Find the value of the following inverse trigonometric expression:
`cos^(-1)(1/(sqrt(2))("cos"(9pi)/10-"sin"(9pi)/10))`

To solve the expression \( \cos^{-1}\left(\frac{1}{\sqrt{2}} \left(\cos\left(\frac{9\pi}{10}\right) - \sin\left(\frac{9\pi}{10}\right)\right)\right) \), we will follow these steps: ### Step 1: Rewrite the expression We start with the expression: \[ \cos^{-1}\left(\frac{1}{\sqrt{2}} \left(\cos\left(\frac{9\pi}{10}\right) - \sin\left(\frac{9\pi}{10}\right)\right)\right) \] We can express \( \frac{1}{\sqrt{2}} \) as \( \cos\left(\frac{\pi}{4}\right) \) and \( \frac{1}{\sqrt{2}} \) as \( \sin\left(\frac{\pi}{4}\right) \).

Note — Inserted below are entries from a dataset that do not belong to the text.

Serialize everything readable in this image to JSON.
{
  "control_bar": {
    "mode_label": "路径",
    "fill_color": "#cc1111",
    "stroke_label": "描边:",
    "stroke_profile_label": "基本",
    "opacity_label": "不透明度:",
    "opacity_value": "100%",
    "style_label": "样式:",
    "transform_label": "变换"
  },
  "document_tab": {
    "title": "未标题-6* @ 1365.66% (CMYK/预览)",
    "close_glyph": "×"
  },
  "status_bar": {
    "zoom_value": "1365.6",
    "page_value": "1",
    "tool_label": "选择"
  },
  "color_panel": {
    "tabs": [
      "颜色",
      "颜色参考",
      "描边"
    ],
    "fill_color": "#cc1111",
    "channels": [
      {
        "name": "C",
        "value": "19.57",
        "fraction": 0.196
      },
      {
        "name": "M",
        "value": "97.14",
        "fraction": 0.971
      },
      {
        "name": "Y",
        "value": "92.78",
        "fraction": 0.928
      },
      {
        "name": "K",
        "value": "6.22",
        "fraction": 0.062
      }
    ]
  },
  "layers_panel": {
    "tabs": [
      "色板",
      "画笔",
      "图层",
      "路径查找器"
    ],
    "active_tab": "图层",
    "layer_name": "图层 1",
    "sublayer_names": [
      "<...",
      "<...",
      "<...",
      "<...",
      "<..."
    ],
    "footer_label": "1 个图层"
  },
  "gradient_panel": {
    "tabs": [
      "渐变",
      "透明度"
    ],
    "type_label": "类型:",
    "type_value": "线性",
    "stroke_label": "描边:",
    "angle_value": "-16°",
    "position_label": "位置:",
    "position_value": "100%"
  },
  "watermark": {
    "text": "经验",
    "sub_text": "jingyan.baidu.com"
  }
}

Thus, we rewrite the expression as: \[ \cos^{-1}\left(\cos\left(\frac{\pi}{4}\right) \left(\cos\left(\frac{9\pi}{10}\right) - \sin\left(\frac{9\pi}{10}\right)\right)\right) \] ### Step 2: Use the cosine subtraction formula Using the identity \( \cos A \cos B - \sin A \sin B = \cos(A + B) \), we can rewrite: \[ \cos\left(\frac{\pi}{4}\right) \cos\left(\frac{9\pi}{10}\right) - \sin\left(\frac{\pi}{4}\right) \sin\left(\frac{9\pi}{10}\right) = \cos\left(\frac{\pi}{4} + \frac{9\pi}{10}\right) \] ### Step 3: Calculate the angle Now, we calculate the angle: \[ \frac{\pi}{4} + \frac{9\pi}{10} = \frac{5\pi}{20} + \frac{18\pi}{20} = \frac{23\pi}{20} \] Thus, we have: \[ \cos^{-1}\left(\cos\left(\frac{23\pi}{20}\right)\right) \] ### Step 4: Find the value of the inverse cosine The value of \( \cos^{-1}(\cos x) \) is \( x \) if \( x \) is in the range \( [0, \pi] \). However, \( \frac{23\pi}{20} \) is greater than \( \pi \). To bring it within the range, we can use the property: \[ \cos(2\pi - x) = \cos x \] Thus, we can write: \[ \frac{23\pi}{20} = 2\pi - \frac{17\pi}{20} \] So, we have: \[ \cos^{-1}\left(\cos\left(\frac{23\pi}{20}\right)\right) = 2\pi - \frac{23\pi}{20} = \frac{17\pi}{20} \] ### Final Answer Therefore, the value of the given expression is: \[ \frac{17\pi}{20} \] ---